No, pensar, decididamente, no está de moda. Una vez más, ¡muera la inteligencia! Mejor atiborrar al ciudadano, convertido en telespectador, con productos como Gran Hermano, Sálvame y demás telebasura —ya se la disfrace para revestirla de una presunta autoridad o no, pues en el saco podríamos meter también ciertos programas considerados “serios”—. Mejor mantener al rebaño bien adocenado.
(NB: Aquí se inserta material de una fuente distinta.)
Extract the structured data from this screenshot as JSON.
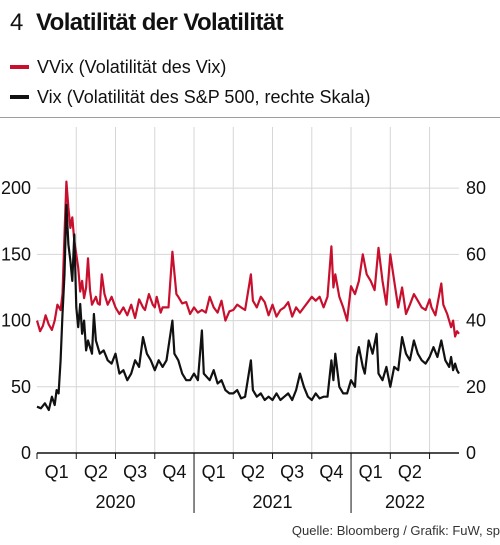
{
  "figure_number": "4",
  "title": "Volatilität der Volatilität",
  "source": "Quelle: Bloomberg / Grafik: FuW, sp",
  "colors": {
    "vvix": "#c8102e",
    "vix": "#111111",
    "grid": "#d6d6d6",
    "frame": "#9e9e9e"
  },
  "chart_data": {
    "type": "line",
    "x_unit": "quarter",
    "x_start": "2020-01-01",
    "xlim": [
      0,
      10.75
    ],
    "quarter_labels": [
      "Q1",
      "Q2",
      "Q3",
      "Q4",
      "Q1",
      "Q2",
      "Q3",
      "Q4",
      "Q1",
      "Q2"
    ],
    "year_labels": [
      {
        "label": "2020",
        "span": [
          0,
          4
        ]
      },
      {
        "label": "2021",
        "span": [
          4,
          8
        ]
      },
      {
        "label": "2022",
        "span": [
          8,
          10.75
        ]
      }
    ],
    "y_left": {
      "ticks": [
        0,
        50,
        100,
        150,
        200
      ],
      "lim": [
        0,
        216
      ]
    },
    "y_right": {
      "ticks": [
        0,
        20,
        40,
        60,
        80
      ],
      "lim": [
        0,
        86.4
      ]
    },
    "grid": true,
    "series": [
      {
        "name": "VVix (Volatilität des Vix)",
        "axis": "left",
        "color": "#c8102e",
        "points": [
          [
            0.0,
            100
          ],
          [
            0.08,
            92
          ],
          [
            0.15,
            96
          ],
          [
            0.22,
            104
          ],
          [
            0.3,
            97
          ],
          [
            0.38,
            93
          ],
          [
            0.45,
            100
          ],
          [
            0.52,
            112
          ],
          [
            0.6,
            108
          ],
          [
            0.65,
            120
          ],
          [
            0.7,
            165
          ],
          [
            0.75,
            205
          ],
          [
            0.8,
            185
          ],
          [
            0.85,
            170
          ],
          [
            0.9,
            178
          ],
          [
            0.95,
            160
          ],
          [
            1.0,
            150
          ],
          [
            1.05,
            140
          ],
          [
            1.1,
            122
          ],
          [
            1.15,
            130
          ],
          [
            1.2,
            117
          ],
          [
            1.25,
            125
          ],
          [
            1.3,
            147
          ],
          [
            1.35,
            123
          ],
          [
            1.4,
            112
          ],
          [
            1.5,
            118
          ],
          [
            1.55,
            113
          ],
          [
            1.6,
            112
          ],
          [
            1.65,
            135
          ],
          [
            1.72,
            120
          ],
          [
            1.8,
            112
          ],
          [
            1.9,
            118
          ],
          [
            2.0,
            110
          ],
          [
            2.1,
            105
          ],
          [
            2.2,
            110
          ],
          [
            2.3,
            104
          ],
          [
            2.4,
            112
          ],
          [
            2.5,
            102
          ],
          [
            2.6,
            116
          ],
          [
            2.7,
            110
          ],
          [
            2.75,
            108
          ],
          [
            2.85,
            120
          ],
          [
            2.95,
            112
          ],
          [
            3.0,
            110
          ],
          [
            3.05,
            118
          ],
          [
            3.15,
            106
          ],
          [
            3.2,
            110
          ],
          [
            3.35,
            110
          ],
          [
            3.45,
            152
          ],
          [
            3.55,
            120
          ],
          [
            3.6,
            118
          ],
          [
            3.7,
            113
          ],
          [
            3.8,
            114
          ],
          [
            3.9,
            105
          ],
          [
            4.0,
            110
          ],
          [
            4.1,
            106
          ],
          [
            4.2,
            108
          ],
          [
            4.3,
            106
          ],
          [
            4.4,
            118
          ],
          [
            4.5,
            110
          ],
          [
            4.6,
            106
          ],
          [
            4.7,
            115
          ],
          [
            4.8,
            100
          ],
          [
            4.9,
            107
          ],
          [
            5.0,
            108
          ],
          [
            5.1,
            112
          ],
          [
            5.2,
            110
          ],
          [
            5.3,
            108
          ],
          [
            5.45,
            135
          ],
          [
            5.5,
            115
          ],
          [
            5.6,
            110
          ],
          [
            5.7,
            118
          ],
          [
            5.8,
            114
          ],
          [
            5.9,
            104
          ],
          [
            6.0,
            112
          ],
          [
            6.1,
            103
          ],
          [
            6.2,
            108
          ],
          [
            6.3,
            110
          ],
          [
            6.4,
            114
          ],
          [
            6.5,
            103
          ],
          [
            6.6,
            110
          ],
          [
            6.7,
            106
          ],
          [
            6.8,
            110
          ],
          [
            6.9,
            114
          ],
          [
            7.0,
            118
          ],
          [
            7.1,
            115
          ],
          [
            7.2,
            118
          ],
          [
            7.3,
            110
          ],
          [
            7.4,
            118
          ],
          [
            7.5,
            156
          ],
          [
            7.55,
            125
          ],
          [
            7.6,
            135
          ],
          [
            7.7,
            118
          ],
          [
            7.8,
            110
          ],
          [
            7.9,
            100
          ],
          [
            8.0,
            126
          ],
          [
            8.1,
            120
          ],
          [
            8.2,
            130
          ],
          [
            8.3,
            150
          ],
          [
            8.4,
            135
          ],
          [
            8.5,
            130
          ],
          [
            8.6,
            123
          ],
          [
            8.7,
            155
          ],
          [
            8.8,
            130
          ],
          [
            8.9,
            112
          ],
          [
            9.0,
            150
          ],
          [
            9.1,
            130
          ],
          [
            9.2,
            110
          ],
          [
            9.3,
            125
          ],
          [
            9.4,
            105
          ],
          [
            9.5,
            112
          ],
          [
            9.6,
            120
          ],
          [
            9.7,
            115
          ],
          [
            9.8,
            110
          ],
          [
            9.9,
            108
          ],
          [
            10.0,
            116
          ],
          [
            10.05,
            110
          ],
          [
            10.15,
            104
          ],
          [
            10.3,
            128
          ],
          [
            10.35,
            112
          ],
          [
            10.45,
            105
          ],
          [
            10.55,
            95
          ],
          [
            10.6,
            100
          ],
          [
            10.65,
            88
          ],
          [
            10.7,
            92
          ],
          [
            10.75,
            90
          ]
        ]
      },
      {
        "name": "Vix (Volatilität des S&P 500, rechte Skala)",
        "axis": "right",
        "color": "#111111",
        "points": [
          [
            0.0,
            14
          ],
          [
            0.1,
            13.5
          ],
          [
            0.2,
            15
          ],
          [
            0.3,
            13
          ],
          [
            0.38,
            17
          ],
          [
            0.45,
            14.5
          ],
          [
            0.5,
            19
          ],
          [
            0.55,
            18
          ],
          [
            0.6,
            28
          ],
          [
            0.65,
            42
          ],
          [
            0.7,
            54
          ],
          [
            0.75,
            75
          ],
          [
            0.8,
            63
          ],
          [
            0.85,
            58
          ],
          [
            0.9,
            52
          ],
          [
            0.95,
            66
          ],
          [
            1.0,
            44
          ],
          [
            1.05,
            38
          ],
          [
            1.1,
            45
          ],
          [
            1.15,
            36
          ],
          [
            1.2,
            40
          ],
          [
            1.25,
            31
          ],
          [
            1.3,
            34
          ],
          [
            1.4,
            30
          ],
          [
            1.45,
            42
          ],
          [
            1.5,
            34
          ],
          [
            1.6,
            30
          ],
          [
            1.7,
            31
          ],
          [
            1.8,
            28
          ],
          [
            1.9,
            27
          ],
          [
            2.0,
            30
          ],
          [
            2.1,
            24
          ],
          [
            2.2,
            25
          ],
          [
            2.3,
            22
          ],
          [
            2.4,
            24
          ],
          [
            2.5,
            28
          ],
          [
            2.6,
            26
          ],
          [
            2.7,
            35
          ],
          [
            2.8,
            30
          ],
          [
            2.9,
            28
          ],
          [
            3.0,
            25
          ],
          [
            3.1,
            28
          ],
          [
            3.2,
            26
          ],
          [
            3.3,
            28
          ],
          [
            3.45,
            40
          ],
          [
            3.5,
            30
          ],
          [
            3.6,
            28
          ],
          [
            3.7,
            24
          ],
          [
            3.8,
            22
          ],
          [
            3.9,
            22
          ],
          [
            4.0,
            24
          ],
          [
            4.1,
            22
          ],
          [
            4.2,
            37
          ],
          [
            4.25,
            24
          ],
          [
            4.4,
            22
          ],
          [
            4.5,
            25
          ],
          [
            4.6,
            21
          ],
          [
            4.7,
            22
          ],
          [
            4.8,
            19
          ],
          [
            4.9,
            18
          ],
          [
            5.0,
            18
          ],
          [
            5.1,
            19
          ],
          [
            5.2,
            16.5
          ],
          [
            5.3,
            17
          ],
          [
            5.45,
            28
          ],
          [
            5.5,
            19
          ],
          [
            5.6,
            17
          ],
          [
            5.7,
            18
          ],
          [
            5.8,
            16
          ],
          [
            5.9,
            17
          ],
          [
            6.0,
            16
          ],
          [
            6.1,
            18
          ],
          [
            6.2,
            16
          ],
          [
            6.3,
            17
          ],
          [
            6.4,
            18
          ],
          [
            6.5,
            16
          ],
          [
            6.6,
            19
          ],
          [
            6.7,
            24
          ],
          [
            6.8,
            20
          ],
          [
            6.9,
            17
          ],
          [
            7.0,
            16
          ],
          [
            7.1,
            18
          ],
          [
            7.2,
            16.5
          ],
          [
            7.3,
            17
          ],
          [
            7.4,
            17
          ],
          [
            7.5,
            28
          ],
          [
            7.55,
            22
          ],
          [
            7.6,
            30
          ],
          [
            7.7,
            20
          ],
          [
            7.8,
            18
          ],
          [
            7.9,
            18
          ],
          [
            8.0,
            22
          ],
          [
            8.1,
            20
          ],
          [
            8.15,
            29
          ],
          [
            8.2,
            32
          ],
          [
            8.3,
            26
          ],
          [
            8.35,
            24
          ],
          [
            8.45,
            34
          ],
          [
            8.55,
            30
          ],
          [
            8.65,
            36
          ],
          [
            8.7,
            24
          ],
          [
            8.8,
            22
          ],
          [
            8.9,
            26
          ],
          [
            9.0,
            20
          ],
          [
            9.1,
            26
          ],
          [
            9.2,
            25
          ],
          [
            9.3,
            35
          ],
          [
            9.4,
            30
          ],
          [
            9.5,
            28
          ],
          [
            9.6,
            34
          ],
          [
            9.7,
            30
          ],
          [
            9.8,
            28
          ],
          [
            9.9,
            27
          ],
          [
            10.0,
            29
          ],
          [
            10.1,
            32
          ],
          [
            10.2,
            29
          ],
          [
            10.3,
            34
          ],
          [
            10.4,
            28
          ],
          [
            10.5,
            26
          ],
          [
            10.55,
            29
          ],
          [
            10.6,
            25
          ],
          [
            10.65,
            27
          ],
          [
            10.7,
            25
          ],
          [
            10.75,
            24
          ]
        ]
      }
    ]
  }
}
No es un fenómeno nuevo, en realidad, aunque en nuestro tiempo la lucha contra el pensamiento se ha vuelto especialmente feroz debido a que el poder dispone de medios jamás imaginados para ejercer su control y difundir su doctrina única, para aleccionar a sus víctimas y hacer que, inconscientes de que son ellas mismas quienes coartan sus libertadas gracias a un discurso aprendido y fielmente reproducido de generación en generación, se conviertan en sus propios carceleros.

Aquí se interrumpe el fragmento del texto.